More often than not the SAG Awards turn out to be a very good barometer of future Oscar success. If that continues to be the case this year then things are looking awfully good for Matthew McConaughey, Cate Blanchett, Jared Leto, Lupita Nyong’o and American Hustle, the latter winning the Outstanding Cast award which is sometimes a harbinger of Best Picture success — as it was last year when the cast of Argo won. Being the first major guild awards of the season, SAG is extremely significant in that it means we have turned the corner from critics awards and moved into peer voting. Guilds traditionally are the best indicators of where the Oscar winds may be blowing, so with the SAG results (on top of wins earlier in the week at the Golden Globes and Critics Choice Movie Awards) there can be no doubt McConaughey and Blanchett are clear frontrunners to take those lead Actor and Actress Oscars. At this point it just doesn’t appear Blanchett can be beaten — and she still has BAFTA to go before the Academy opens its envelopes on March 2nd. She is a favorite there too. Could Judi Dench for Philomena sneak up and steal her thunder? It’s happened before at BAFTA (being held February 16). That’s where Marion Cotillard made a late-inning run all the way to Oscar after losing to Julie Christie earlier in the season. Can Sandra Bullock turn around the Blanchett steamroller? Could be very tough right now. It looks like Cate’s year, and SAG just added more heat. Plus she delivers a great acceptance speech (“You’re giving me only 29 seconds after Matthew McConaughey was just up here talking about Neptune???”)

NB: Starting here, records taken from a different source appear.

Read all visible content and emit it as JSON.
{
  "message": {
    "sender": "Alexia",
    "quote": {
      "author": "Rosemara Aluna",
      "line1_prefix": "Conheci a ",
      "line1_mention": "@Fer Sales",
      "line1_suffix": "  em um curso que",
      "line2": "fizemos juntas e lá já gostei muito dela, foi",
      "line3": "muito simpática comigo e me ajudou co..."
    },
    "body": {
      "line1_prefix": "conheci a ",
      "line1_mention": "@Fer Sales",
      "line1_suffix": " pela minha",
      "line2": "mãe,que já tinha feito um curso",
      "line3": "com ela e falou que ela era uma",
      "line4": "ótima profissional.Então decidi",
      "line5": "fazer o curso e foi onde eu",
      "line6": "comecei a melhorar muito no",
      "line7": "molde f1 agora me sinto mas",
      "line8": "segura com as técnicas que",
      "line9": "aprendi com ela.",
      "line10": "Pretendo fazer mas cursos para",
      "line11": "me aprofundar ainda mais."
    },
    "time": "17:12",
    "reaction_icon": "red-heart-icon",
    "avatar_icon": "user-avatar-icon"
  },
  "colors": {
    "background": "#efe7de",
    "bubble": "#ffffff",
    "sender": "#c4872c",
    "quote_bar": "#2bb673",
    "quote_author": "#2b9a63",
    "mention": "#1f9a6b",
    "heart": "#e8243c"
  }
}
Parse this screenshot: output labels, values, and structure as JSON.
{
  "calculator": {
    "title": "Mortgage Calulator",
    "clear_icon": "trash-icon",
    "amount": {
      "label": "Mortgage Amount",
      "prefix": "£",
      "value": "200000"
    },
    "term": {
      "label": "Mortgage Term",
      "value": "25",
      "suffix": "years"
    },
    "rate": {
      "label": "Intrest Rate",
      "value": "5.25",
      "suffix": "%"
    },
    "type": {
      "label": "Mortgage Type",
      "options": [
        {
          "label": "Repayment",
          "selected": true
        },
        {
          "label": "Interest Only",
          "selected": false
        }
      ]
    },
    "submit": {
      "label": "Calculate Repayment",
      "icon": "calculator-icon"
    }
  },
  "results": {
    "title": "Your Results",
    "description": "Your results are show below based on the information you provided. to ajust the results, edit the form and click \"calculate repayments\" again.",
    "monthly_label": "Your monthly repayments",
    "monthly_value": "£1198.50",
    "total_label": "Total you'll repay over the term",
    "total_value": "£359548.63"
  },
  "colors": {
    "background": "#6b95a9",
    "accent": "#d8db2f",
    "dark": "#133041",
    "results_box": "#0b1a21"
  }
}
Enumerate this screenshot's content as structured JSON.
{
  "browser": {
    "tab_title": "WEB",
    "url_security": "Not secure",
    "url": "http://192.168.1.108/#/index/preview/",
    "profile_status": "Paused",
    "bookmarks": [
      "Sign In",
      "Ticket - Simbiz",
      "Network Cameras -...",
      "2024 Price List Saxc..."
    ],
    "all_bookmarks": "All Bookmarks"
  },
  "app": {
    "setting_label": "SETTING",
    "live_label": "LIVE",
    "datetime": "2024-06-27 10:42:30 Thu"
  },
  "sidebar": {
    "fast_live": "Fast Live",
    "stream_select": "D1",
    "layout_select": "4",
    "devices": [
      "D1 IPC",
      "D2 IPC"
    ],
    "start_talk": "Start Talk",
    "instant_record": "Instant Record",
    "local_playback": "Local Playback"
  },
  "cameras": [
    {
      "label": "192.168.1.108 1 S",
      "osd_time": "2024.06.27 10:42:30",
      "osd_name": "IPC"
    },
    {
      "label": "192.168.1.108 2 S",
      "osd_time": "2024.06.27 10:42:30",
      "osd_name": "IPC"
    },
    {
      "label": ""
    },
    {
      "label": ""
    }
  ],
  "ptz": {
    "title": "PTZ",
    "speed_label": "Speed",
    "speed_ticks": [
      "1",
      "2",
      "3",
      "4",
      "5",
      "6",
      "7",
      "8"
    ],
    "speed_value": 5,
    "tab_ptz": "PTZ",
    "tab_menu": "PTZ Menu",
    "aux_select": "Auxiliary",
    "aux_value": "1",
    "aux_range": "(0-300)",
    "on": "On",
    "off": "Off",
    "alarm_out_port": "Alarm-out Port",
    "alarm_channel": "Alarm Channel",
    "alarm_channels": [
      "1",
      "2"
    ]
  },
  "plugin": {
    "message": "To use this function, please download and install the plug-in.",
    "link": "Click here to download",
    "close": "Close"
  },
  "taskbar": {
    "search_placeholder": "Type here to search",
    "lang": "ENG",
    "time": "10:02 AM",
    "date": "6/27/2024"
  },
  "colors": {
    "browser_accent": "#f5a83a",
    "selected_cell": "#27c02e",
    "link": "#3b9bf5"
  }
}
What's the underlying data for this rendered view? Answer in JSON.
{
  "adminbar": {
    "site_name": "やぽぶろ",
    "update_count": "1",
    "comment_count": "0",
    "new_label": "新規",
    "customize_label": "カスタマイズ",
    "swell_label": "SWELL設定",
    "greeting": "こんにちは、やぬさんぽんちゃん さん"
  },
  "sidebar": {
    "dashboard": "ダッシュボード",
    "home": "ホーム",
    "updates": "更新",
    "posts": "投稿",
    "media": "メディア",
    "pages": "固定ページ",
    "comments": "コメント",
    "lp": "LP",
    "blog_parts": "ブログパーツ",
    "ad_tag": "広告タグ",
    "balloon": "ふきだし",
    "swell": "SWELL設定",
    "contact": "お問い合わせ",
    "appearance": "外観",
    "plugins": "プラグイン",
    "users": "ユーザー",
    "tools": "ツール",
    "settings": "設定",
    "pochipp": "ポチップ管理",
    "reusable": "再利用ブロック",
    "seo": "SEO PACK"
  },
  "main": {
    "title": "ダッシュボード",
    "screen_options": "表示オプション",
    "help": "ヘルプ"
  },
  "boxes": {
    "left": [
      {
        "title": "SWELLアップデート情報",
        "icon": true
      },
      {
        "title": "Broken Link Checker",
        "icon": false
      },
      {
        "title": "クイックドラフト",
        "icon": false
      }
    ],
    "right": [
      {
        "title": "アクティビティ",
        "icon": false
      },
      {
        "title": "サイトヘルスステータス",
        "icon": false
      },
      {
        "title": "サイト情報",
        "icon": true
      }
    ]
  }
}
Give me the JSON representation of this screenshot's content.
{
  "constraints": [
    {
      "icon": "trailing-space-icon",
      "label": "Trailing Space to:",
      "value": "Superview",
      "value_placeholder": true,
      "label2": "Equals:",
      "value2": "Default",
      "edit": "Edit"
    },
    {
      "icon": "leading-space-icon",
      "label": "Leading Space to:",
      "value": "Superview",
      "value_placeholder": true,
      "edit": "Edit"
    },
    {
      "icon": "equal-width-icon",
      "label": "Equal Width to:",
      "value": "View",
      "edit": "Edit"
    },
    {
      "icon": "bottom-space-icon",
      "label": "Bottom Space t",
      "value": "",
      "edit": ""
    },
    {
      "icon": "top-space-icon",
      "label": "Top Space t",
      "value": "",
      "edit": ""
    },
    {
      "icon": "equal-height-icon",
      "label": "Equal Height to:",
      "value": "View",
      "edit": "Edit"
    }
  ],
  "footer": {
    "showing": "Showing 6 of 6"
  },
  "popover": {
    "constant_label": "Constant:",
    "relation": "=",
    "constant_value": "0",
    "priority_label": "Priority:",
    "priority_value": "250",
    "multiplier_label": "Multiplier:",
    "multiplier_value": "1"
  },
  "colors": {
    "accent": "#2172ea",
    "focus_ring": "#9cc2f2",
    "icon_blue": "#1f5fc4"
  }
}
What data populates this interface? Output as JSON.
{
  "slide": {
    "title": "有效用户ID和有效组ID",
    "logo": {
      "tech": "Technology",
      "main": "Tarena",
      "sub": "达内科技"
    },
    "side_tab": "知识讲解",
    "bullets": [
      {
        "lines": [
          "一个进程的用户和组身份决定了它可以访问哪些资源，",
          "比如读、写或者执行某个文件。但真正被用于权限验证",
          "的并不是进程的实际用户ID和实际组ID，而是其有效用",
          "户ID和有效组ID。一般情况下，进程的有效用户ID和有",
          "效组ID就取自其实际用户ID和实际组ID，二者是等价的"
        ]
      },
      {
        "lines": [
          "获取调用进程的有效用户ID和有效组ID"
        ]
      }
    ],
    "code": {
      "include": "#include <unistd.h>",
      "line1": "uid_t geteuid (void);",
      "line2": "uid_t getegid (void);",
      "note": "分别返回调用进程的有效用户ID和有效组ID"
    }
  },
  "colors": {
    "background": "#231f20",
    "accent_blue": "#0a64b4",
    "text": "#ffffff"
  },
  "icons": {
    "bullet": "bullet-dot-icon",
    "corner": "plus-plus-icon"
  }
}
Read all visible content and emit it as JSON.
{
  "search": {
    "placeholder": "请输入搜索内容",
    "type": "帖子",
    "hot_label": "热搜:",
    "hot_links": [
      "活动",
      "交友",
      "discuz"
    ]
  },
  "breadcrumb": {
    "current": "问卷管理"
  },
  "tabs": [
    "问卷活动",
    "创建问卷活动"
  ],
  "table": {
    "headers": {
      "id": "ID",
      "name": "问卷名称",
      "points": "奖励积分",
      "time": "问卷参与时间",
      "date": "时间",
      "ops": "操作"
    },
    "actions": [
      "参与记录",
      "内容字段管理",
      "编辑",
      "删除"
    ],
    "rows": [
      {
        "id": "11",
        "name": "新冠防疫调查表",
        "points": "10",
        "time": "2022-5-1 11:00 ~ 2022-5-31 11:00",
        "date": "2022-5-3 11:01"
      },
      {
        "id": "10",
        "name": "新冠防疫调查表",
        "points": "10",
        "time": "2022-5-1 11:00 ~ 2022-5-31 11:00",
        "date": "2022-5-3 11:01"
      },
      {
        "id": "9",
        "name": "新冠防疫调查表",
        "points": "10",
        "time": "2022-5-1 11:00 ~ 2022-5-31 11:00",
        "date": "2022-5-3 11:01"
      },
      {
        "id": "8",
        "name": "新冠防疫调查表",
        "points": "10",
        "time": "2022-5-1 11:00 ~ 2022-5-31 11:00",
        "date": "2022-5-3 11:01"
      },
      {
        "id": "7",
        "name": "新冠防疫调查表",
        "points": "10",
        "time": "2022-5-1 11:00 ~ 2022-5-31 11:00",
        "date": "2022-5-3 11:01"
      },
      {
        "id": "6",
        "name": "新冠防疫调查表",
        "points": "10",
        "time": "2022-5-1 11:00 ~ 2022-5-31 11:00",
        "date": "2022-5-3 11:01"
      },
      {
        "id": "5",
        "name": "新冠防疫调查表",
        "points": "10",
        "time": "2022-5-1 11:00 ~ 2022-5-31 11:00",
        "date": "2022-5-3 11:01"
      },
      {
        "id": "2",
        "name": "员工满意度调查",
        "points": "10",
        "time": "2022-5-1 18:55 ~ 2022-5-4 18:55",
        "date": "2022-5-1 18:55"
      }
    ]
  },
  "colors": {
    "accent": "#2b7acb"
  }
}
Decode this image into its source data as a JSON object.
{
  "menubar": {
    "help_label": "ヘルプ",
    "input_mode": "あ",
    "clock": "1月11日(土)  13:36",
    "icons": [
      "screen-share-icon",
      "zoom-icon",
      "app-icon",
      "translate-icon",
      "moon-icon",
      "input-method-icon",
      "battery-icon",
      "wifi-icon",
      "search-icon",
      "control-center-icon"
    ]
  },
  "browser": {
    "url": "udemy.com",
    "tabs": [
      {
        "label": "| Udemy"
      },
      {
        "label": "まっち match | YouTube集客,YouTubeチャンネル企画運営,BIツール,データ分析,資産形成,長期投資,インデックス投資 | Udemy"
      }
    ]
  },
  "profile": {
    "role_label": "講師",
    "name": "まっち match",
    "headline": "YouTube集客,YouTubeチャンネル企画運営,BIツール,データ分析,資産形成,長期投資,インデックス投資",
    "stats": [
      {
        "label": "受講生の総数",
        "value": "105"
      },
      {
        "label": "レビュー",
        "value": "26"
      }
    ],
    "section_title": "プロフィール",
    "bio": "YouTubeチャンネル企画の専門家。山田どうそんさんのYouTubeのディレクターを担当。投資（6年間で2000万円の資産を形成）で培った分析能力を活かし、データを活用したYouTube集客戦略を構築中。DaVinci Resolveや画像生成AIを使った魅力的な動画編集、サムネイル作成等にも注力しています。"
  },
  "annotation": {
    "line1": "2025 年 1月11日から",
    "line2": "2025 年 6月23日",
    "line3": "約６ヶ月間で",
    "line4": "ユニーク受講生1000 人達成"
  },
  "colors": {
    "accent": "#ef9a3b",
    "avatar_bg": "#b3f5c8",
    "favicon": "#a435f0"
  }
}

Related: SAG Awards: ‘American Hustle’ Wins Best Motion Picture Ensemble
As for McConaughey (whose speeches also have been terrific), his film Dallas Buyers Club has yet to open in England even though it was eligible for BAFTA nominations. It didn’t get any, and so after taking the Globe, CCMA and now the all-important SAG Award — all this week — he’s got to wait until the Oscars to see if the momentum can continue. I would say his biggest rival right now is Leonardo DiCaprio, who is nominated for lead actor at BAFTA opposite Bruce Dern, a sentimental favorite for Nebraska who has lost to McConaghey three times this week (as have two other BAFTA nominees, Tom Hanks and Chiwetel Ejiofor). But DiCaprio did win on the comedy side at the Globes and CCMAs and has been gaining his own momentum. A BAFTA win could really help throw some added heat his way for The Wolf Of Wall Street. He wasn’t nominated at SAG primarily because Wolf was barely seen by the SAG nominating committee since it was finished so late in the SAG voting process. It was the only film that also did not send screeners. Wolf and DiCaprio were clearly victims of the insanely early voting deadlines SAG imposes on its members for nominating the best of the year (c’mon SAG, can’t you wait a couple of weeks like the other guilds?). It should be a cautionary note that last year’s Best Supporting Actor Oscar winner Christoph Waltz was not even nominated at SAG because his film Django Unchained just like Wolf this year was screened so late most on the SAG nom comm didn’t get a chance to see it. On the other hand, McConaughey is also helped by his brilliant cameo opposite DiCaprio near the beginning of Wolf, and there’s still residual fondness for his earlier 2013 release, Mud. It looks like it could be his year, but I am not ready to call this yet. Six weeks is an eternity in an Oscar race.
Related: SAG Awards Winners List
As for the American Hustle win over key rival 12 Years A Slave, it gives that film renewed momentum going into tomorrow night’s big Producers Guild awards, which are going to be very closely watched. The PGA has matched the Oscar-winning Best Picture the past six years in a row so it can’t be discounted. And don’t count out Hustle star Christian Bale, who landed an Oscar nom this week for Best Actor and is nominated in the same category at BAFTA. However he lost to DiCaprio at the Globes and CCMAs for Comedy Actor, so you have to consider that.
SAG cemented Leto as the clear Supporting Actor Oscar frontrunner, a postion he hasn’t ceded since Dallas Buyers Club was released at the beginning of November. And Slave’s Nyong’o has been building a nice head of steam following Thursday’s CCMA win. She’s in a see-saw battle with Globe and New York Film Critics Supporting Actress winner Jennifer Lawrence of Hustle. This, like Best Actor, is going to be a very interesting race to watch going forward. Both will be duking it out for the BAFTA in the same category.
So could these SAG wins tonight, as they often have been in the past 20 years, really be a preview of what we will see at the Oscars? Or with six long weeks left does the Academy have some surprises up its sleeve? The last time SAG and Oscar had a perfect match was 2010, when The King’s Speech took the Cast award and Colin Firth, Natalie Portman, Christian Bale and Melissa Leo were victorious at both shows.
On to the Producers Guild tomorrow night, which will really start to tell the tale. I think.